オシムの言葉とその未来
2022年5月1日、イビチャ・オシムさんが80年の生涯を閉じました。謹んでご冥福をお祈りします。
このブログではサッカーの話題など出してこなかったので、急に「オシム」と言われても「ぽかーん…」な人もおられると思うので、簡単にオシムさんについて説明します。
オシムさんは、サッカーの日本代表やJリーグのジェフユナイテッドでも活躍したサッカー指導者・監督です。いまは消滅してしまった国である「ユーゴスラビア」の最後の代表監督であり、少し前のサッカーを知る人なら誰でも知っているであろう、ストイコビッチやサビチェビッチを擁するユーゴスラビア代表を指揮した指導者でもあります。
個人的には「指導者」という言い方がしっくりきていて、記者会見やインタビューで発せられる哲学的な言葉が印象に残る人です。サッカーにおいての練習方法も独特で、その練習を体感した選手に言わせると「頭が疲れる」練習であり、そういった練習を経てみせるサッカーも「考えるサッカー」と言われました。ただ、これはサッカーに関する表面的な知識が重要というよりも、サッカー哲学のようなものが重要であり、その哲学に向けた「思考」が重要だと教えていたように思います。練習自体も、技術向上や戦術の表面的理解の向上を目指すというよりは、多くの「場面」における選択肢をどれだけ増やせるか、そして、その選択肢の中から如何に決断するかを問うような練習が多かったように思います。
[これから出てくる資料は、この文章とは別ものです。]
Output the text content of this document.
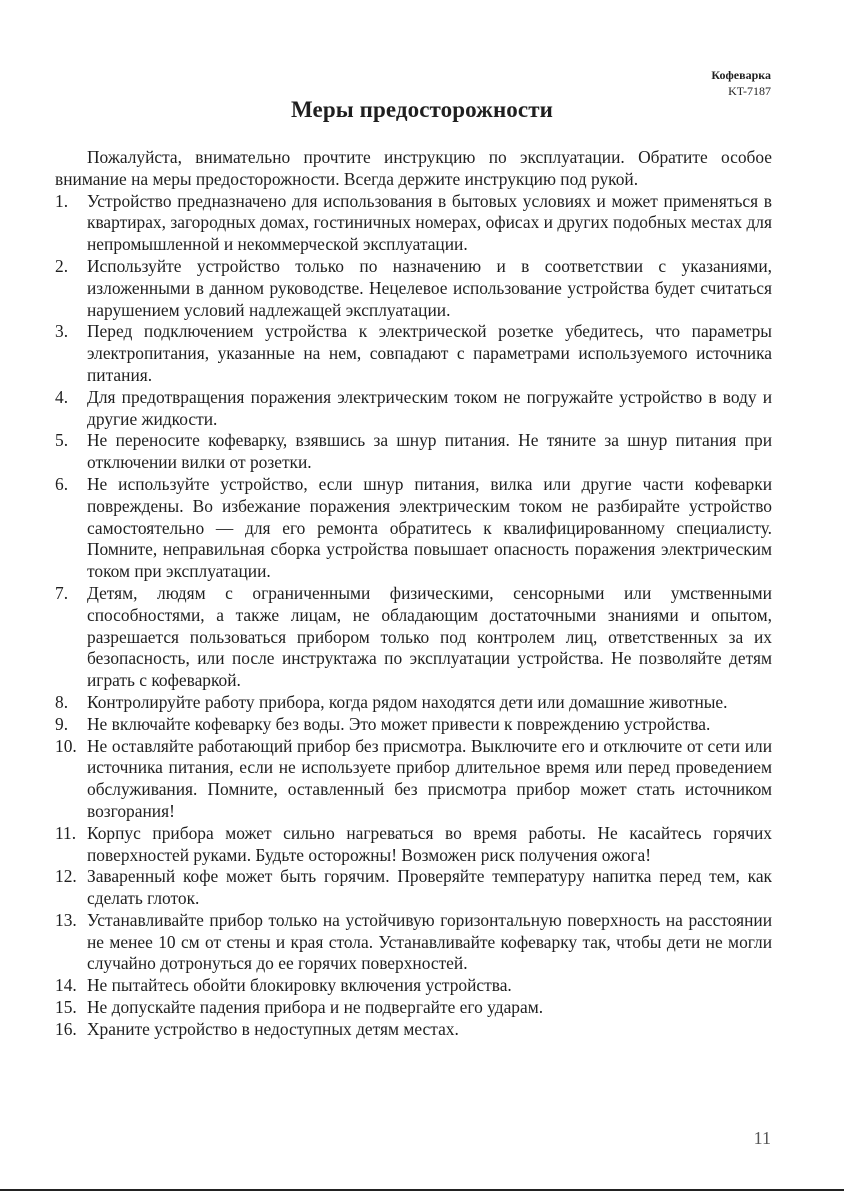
Кофеварка
KT-7187
Меры предосторожности

Пожалуйста, внимательно прочтите инструкцию по эксплуатации. Обратите особое внимание на меры предосторожности. Всегда держите инструкцию под рукой.

1.	Устройство предназначено для использования в бытовых условиях и может применяться в квартирах, загородных домах, гостиничных номерах, офисах и других подобных местах для непромышленной и некоммерческой эксплуатации.
2.	Используйте устройство только по назначению и в соответствии с указаниями, изложенными в данном руководстве. Нецелевое использование устройства будет считаться нарушением условий надлежащей эксплуатации.
3.	Перед подключением устройства к электрической розетке убедитесь, что параметры электропитания, указанные на нем, совпадают с параметрами используемого источника питания.
4.	Для предотвращения поражения электрическим током не погружайте устройство в воду и другие жидкости.
5.	Не переносите кофеварку, взявшись за шнур питания. Не тяните за шнур питания при отключении вилки от розетки.
6.	Не используйте устройство, если шнур питания, вилка или другие части кофеварки повреждены. Во избежание поражения электрическим током не разбирайте устройство самостоятельно — для его ремонта обратитесь к квалифицированному специалисту. Помните, неправильная сборка устройства повышает опасность поражения электрическим током при эксплуатации.
7.	Детям, людям с ограниченными физическими, сенсорными или умственными способностями, а также лицам, не обладающим достаточными знаниями и опытом, разрешается пользоваться прибором только под контролем лиц, ответственных за их безопасность, или после инструктажа по эксплуатации устройства. Не позволяйте детям играть с кофеваркой.
8.	Контролируйте работу прибора, когда рядом находятся дети или домашние животные.
9.	Не включайте кофеварку без воды. Это может привести к повреждению устройства.
10. Не оставляйте работающий прибор без присмотра. Выключите его и отключите от сети или источника питания, если не используете прибор длительное время или перед проведением обслуживания. Помните, оставленный без присмотра прибор может стать источником возгорания!
11. Корпус прибора может сильно нагреваться во время работы. Не касайтесь горячих поверхностей руками. Будьте осторожны! Возможен риск получения ожога!
12. Заваренный кофе может быть горячим. Проверяйте температуру напитка перед тем, как сделать глоток.
13. Устанавливайте прибор только на устойчивую горизонтальную поверхность на расстоянии не менее 10 см от стены и края стола. Устанавливайте кофеварку так, чтобы дети не могли случайно дотронуться до ее горячих поверхностей.
14. Не пытайтесь обойти блокировку включения устройства.
15. Не допускайте падения прибора и не подвергайте его ударам.
16. Храните устройство в недоступных детям местах.
11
記者会見やインタビューでも、サッカーそのものの話題ではなく、ときに哲学的な問いかけを記者に投げかけていました。ただ、こういった「人生論」のような問いかけがサッカーに結びつかないかといえばそうではなく、サッカーにおいてのあらゆる「決断」が人生においての「決断」にどうつながるか、そして、その「決断」の背景として「哲学」を持つことが如何に重要かを教えてくれていたように思います。
オシムさんが率いるチームのサッカーは、決まった「型」のようなものがあまりありませんでした。それこそ、選手たち自身が「考えるサッカー」であり、選手構成によって、「時に美しく」、「時に力強い」、そういったサッカーを魅せていたように思います。
日本代表を率いていましたが、志半ばにして病魔に倒れてしまったことは、今となっても大きな損失だったように思います。あのサッカーが選手たちの中で消化できれば、勝つ勝たないは別として、世界の人たちの「記憶に残る」サッカーを披露できたのではと思います。
ただ、日本には、ジェフユナイテッドで指導を受けた選手たちをはじめ、その指導を自分なりに消化したであろう選手や元選手たちもいます。今も現役を続ける遠藤保仁選手、そして、引退をしたものの指導者を目指されている阿部勇樹さん、中村憲剛さんなどは、鍛えられた「サッカー脳」のお陰で長く現役を続けました。引退した選手たちは、その解説やサッカー論を聞く限り、指導者としての未来を期待させてくれる人たちばかりです。
オシムさんは亡くなられてしまいましたが、日本の地に多くの「種」を蒔いてくださいました。その指導を受けた選手、練習から「感じること」のできた選手たちが、指導者となって自らの「考えるサッカー」を披露するのはこれからです。オシムさんがその姿を見ないまま逝ってしまったことは残念ですが、今後の日本サッカーの未来を期待してこの投稿を終わります。
わたしは、サッカーのいちファンでしかありませんし、オシムさんに会ったことすらありません。ただ、オシムさんにはいろいろ教えていただいたように思います。本当にありがとうございました。ご冥福をお祈りします。